Remus looks at it. Doesn't move at first. Then he leans forward, slow and deliberate, and picks it up. The corner of his mouth lifts when he reads it, and James is reminded of pranks. That is the face of a prankster, he thinks.

He sets the paper down on the floor between them and studies James for a beat before replying, voice low.

“I thought you were dead.”

James raises an eyebrow.

Remus’s gaze flickers away, to the ceiling, the cracks, anywhere else. “The way you didn’t move when I came in,” he adds quietly. “Didn’t even look up.”

James shrugs. He writes again.

Maybe I was.

That earns him the smallest huff of air. Not a laugh, not really. Just something that acknowledges it.

Remus shifts against the wall, pulling his knees up, arms folded loosely over them. “You can write, then.”

James tilts his head, like obviously.

Remus hums; a low sound, almost thoughtful. “Good.”

Silence again. The hum of the lights above them fills the space, a faint static pulse that crawls along the concrete.

James writes something else. He doesn’t throw the page this time, he holds it up instead.

You talk more than I expected.

Remus’s mouth twitches. “That’s not saying much.”

And James smiles back at him.

Remus glances toward the narrow strip of light under the door. “They watch everything,” he says. Not a warning, just a fact. “You know that, right?”

He nods. He already knows. He’s known since the first day, ever since they told him he was too dangerous to see sunlight again.

He writes, They test the walls at night.

Remus’s eyes flick up at that. “I’ve heard.”

James pauses, then writes another line. Don’t touch the metal when the lights flicker.

Remus looks at him for a long moment. “Does it hurt?”

James hesitates before answering. Then, simply: Yes.

The word looks too small for what it means.

Remus nods once, a quiet acknowledgment. He leans his head back against the wall, eyes closing. “I’ll remember.”

The silence stretches. It’s not heavy anymore, just steady. James almost forgets what it felt like, the shape of stillness that isn’t punishment.

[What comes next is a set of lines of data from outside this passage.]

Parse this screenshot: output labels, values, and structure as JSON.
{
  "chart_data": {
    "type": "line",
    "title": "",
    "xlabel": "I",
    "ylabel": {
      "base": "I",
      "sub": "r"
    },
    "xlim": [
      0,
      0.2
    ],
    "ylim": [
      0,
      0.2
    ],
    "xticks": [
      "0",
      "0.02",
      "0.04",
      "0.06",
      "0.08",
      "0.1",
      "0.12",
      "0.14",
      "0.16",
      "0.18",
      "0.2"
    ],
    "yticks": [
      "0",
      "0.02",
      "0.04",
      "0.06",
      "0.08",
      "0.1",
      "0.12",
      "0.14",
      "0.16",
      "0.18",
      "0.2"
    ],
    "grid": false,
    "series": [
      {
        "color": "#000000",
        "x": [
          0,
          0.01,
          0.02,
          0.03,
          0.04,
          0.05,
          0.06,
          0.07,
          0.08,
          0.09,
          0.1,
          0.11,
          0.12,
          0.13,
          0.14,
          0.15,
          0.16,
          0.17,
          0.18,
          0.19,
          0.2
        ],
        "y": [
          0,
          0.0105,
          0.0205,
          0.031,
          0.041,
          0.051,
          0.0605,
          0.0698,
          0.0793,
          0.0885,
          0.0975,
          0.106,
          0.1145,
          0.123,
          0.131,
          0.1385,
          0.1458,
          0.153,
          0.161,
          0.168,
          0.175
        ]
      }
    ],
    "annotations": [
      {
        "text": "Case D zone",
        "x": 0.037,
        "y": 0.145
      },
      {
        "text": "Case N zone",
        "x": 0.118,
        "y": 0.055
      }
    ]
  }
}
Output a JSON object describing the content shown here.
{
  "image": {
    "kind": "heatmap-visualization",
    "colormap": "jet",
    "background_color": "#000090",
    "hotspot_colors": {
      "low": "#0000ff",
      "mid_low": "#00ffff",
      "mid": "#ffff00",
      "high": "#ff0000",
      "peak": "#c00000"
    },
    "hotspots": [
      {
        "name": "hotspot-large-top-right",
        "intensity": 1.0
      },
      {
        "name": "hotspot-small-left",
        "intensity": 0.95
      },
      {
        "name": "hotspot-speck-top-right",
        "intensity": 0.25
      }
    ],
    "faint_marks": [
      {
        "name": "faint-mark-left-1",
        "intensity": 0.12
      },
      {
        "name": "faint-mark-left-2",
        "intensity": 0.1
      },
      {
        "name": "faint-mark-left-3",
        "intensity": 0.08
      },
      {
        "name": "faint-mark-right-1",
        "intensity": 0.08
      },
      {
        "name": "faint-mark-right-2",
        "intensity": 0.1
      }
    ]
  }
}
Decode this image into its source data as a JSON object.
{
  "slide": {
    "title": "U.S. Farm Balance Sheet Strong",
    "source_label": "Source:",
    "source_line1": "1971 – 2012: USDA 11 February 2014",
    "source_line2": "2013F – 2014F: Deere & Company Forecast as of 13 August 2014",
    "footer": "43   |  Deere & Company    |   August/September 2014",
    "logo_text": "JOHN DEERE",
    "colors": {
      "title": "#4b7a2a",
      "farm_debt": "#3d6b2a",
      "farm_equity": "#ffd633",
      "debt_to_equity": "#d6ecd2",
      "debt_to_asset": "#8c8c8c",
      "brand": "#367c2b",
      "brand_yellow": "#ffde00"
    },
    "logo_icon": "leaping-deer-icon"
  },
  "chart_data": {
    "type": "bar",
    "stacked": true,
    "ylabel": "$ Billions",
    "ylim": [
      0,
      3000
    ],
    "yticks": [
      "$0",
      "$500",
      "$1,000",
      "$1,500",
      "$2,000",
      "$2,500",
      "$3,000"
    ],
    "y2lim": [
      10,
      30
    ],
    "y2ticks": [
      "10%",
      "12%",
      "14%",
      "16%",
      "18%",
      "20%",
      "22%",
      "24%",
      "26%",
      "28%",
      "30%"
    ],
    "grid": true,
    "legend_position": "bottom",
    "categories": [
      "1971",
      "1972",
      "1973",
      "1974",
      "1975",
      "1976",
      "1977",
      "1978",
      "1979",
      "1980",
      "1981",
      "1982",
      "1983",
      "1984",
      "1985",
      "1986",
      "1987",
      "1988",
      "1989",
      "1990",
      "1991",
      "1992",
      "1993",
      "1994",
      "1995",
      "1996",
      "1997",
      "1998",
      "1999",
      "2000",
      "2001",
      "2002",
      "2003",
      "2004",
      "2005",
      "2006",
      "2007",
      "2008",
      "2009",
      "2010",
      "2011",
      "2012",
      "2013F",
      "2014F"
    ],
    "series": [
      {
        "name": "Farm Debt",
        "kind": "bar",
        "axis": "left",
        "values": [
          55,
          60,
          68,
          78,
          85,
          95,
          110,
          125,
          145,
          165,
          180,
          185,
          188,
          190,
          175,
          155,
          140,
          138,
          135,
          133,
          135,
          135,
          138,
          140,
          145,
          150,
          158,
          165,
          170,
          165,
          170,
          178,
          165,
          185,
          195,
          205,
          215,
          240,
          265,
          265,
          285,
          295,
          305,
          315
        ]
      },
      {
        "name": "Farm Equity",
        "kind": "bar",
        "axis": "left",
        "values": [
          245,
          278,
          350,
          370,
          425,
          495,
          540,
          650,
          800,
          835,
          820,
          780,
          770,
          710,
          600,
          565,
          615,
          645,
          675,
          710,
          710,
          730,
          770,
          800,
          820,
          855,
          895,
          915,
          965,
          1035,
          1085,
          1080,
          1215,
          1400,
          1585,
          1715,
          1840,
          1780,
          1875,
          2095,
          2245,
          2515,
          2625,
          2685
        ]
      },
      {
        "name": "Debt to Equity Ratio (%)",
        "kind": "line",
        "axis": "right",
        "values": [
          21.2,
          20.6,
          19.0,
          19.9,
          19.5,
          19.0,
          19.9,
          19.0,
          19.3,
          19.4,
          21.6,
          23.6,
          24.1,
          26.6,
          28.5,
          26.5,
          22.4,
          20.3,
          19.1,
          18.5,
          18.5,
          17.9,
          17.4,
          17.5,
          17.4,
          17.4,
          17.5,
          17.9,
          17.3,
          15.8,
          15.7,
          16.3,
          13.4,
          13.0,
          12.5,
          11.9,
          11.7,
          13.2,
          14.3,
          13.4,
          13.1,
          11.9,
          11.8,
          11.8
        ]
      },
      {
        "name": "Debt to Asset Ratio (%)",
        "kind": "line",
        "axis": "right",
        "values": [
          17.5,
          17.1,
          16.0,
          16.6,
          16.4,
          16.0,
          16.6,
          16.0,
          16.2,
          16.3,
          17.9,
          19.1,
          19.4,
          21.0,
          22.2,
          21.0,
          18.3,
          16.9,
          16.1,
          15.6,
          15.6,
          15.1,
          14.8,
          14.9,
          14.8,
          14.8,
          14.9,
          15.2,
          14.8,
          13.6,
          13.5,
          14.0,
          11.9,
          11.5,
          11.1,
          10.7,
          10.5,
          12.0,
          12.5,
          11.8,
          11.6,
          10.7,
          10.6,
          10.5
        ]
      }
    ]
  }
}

He opens the notebook again, turning to a clean page. His hand moves before he can stop it.

It’s been 264 days.

He doesn’t know why he writes it. Maybe to remind himself. Maybe to see it written down — proof of survival, of time refusing to stop.

Remus’s voice cuts softly through the quiet. “Since?”

James doesn’t answer. Just closes the notebook.

The lights flicker once, twice — and then the room sinks into its dull orange night glow.

Remus doesn’t speak again. Neither does James, obviously. But when he finally sets the notebook aside, he notices Remus hasn’t turned away.

They sit there, both pretending not to watch the other, while the hum of the power grid fills the air like a heartbeat.